Moreover, although Nikki says she'd rather not know, the subtext is that she's not right about that. She might be distraught about Jonah's fate, but it's clear from her actions in clearing out his room, chucking out her videotapes of crowd scenes and crying that knowing has at last allowed her to grieve and move her life on. The obvious thing to do when Nikki said she'd rather not know would be for Gwen to offer to retcon her. It would also have been the crass thing to do, which would have ridden roughshod over the complexities of the situation, and we're really glad they didn't do it.

Yes, it's got problems. But it has reality, and pathos, and PC Andy, and it's genuinely involving. We love it.



We don't want to go back through old episodes due to our fear of retraumatisation, but don't they already know the rift can suck up as well as spit out? Isn't that what happened to Diane? They didn't find the plane wreckage anywhere, did they? And doesn't Jack at some point threaten to throw someone back through the rift?


Obviously the lab sound effects are done by people who've never used a computer: all those wrrzwyz zwoog noises in the searchy bits would drive anybody (and their officemates) mad.

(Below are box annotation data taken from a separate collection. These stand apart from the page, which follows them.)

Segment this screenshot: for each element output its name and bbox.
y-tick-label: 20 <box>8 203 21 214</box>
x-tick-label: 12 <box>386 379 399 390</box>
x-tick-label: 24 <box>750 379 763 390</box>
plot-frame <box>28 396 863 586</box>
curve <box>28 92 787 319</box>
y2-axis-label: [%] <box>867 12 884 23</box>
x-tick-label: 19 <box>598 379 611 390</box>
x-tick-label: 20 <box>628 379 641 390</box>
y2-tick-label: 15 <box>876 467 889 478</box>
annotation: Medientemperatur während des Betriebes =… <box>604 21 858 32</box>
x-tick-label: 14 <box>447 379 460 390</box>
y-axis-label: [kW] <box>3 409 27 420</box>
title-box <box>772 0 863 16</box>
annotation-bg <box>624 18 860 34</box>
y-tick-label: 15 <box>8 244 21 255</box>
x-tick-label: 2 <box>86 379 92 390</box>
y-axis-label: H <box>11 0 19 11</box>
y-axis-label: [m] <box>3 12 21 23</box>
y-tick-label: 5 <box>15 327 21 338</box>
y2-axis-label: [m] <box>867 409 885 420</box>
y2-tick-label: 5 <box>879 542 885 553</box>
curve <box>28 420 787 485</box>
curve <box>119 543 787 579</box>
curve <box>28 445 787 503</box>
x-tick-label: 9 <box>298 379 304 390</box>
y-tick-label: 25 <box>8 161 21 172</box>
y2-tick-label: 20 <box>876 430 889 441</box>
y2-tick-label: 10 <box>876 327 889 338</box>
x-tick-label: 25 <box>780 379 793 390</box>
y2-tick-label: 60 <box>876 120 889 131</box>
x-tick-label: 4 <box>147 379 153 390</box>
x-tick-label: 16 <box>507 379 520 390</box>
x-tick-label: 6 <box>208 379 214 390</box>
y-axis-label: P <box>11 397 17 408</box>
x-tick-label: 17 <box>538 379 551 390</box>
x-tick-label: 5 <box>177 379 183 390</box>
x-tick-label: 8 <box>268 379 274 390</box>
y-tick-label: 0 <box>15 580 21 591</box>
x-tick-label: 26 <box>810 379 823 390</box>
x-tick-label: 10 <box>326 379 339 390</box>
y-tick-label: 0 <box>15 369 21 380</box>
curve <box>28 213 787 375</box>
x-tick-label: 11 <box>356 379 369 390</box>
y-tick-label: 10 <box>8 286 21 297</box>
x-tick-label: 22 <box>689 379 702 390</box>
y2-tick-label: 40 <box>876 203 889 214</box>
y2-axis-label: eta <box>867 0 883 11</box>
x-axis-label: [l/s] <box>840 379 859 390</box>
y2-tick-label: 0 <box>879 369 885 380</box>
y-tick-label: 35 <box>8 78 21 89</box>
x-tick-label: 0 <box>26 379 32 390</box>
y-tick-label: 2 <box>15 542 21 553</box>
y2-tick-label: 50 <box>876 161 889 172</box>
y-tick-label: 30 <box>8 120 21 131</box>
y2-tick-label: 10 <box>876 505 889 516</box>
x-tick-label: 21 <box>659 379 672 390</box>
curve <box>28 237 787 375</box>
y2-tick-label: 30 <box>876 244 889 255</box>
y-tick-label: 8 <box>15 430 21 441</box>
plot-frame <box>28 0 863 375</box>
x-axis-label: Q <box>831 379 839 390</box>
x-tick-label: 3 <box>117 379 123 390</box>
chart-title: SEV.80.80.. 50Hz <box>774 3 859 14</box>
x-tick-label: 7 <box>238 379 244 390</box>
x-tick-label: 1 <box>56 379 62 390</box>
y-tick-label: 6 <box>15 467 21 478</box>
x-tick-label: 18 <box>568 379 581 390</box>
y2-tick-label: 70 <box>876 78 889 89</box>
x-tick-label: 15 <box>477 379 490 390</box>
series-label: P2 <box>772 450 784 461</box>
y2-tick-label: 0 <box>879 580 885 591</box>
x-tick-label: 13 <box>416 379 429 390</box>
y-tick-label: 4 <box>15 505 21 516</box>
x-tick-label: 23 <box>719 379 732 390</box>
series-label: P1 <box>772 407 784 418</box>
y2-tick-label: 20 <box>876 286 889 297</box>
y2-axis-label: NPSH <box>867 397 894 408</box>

Exactly why does Gwen have to do this stuff at night, anyway? She could have saved the big confrontation with Jack for working hours and avoided pissing Rhys off altogether.


Of course, it wouldn't be Torchwood without them flinging in some gratuitous sex. And that's the wincably least believable bit in the whole thing. Who goes round braying about naked hide and seek? Honestly.


"I wanted them looked after. I set this place up." Thanks, Jack, but it's horrible! We think they'd be better off thrown onto the dubious mercy of the NHS than stuck down a cave. Do they really have to be squirrelled away on an island? They're not going anywhere, and nobody would believe them if they claimed to be who they really are anyway.


The twenty-hour scream is an incredible idea - so simple, avoiding arcane space diseases, yet so devastating.


Maybe we're reading too much into this, but it seems to us as if the candles Gwen lights for her dinner with Rhys are also a remembrance for the missing.


It's maddening that Gwen refuses to recommend PC Andy for Torchwood, but on the whole it's probably for the best. We really don't want to see him all corrupted and straining to be cool and spouting bollocks like the others, do we?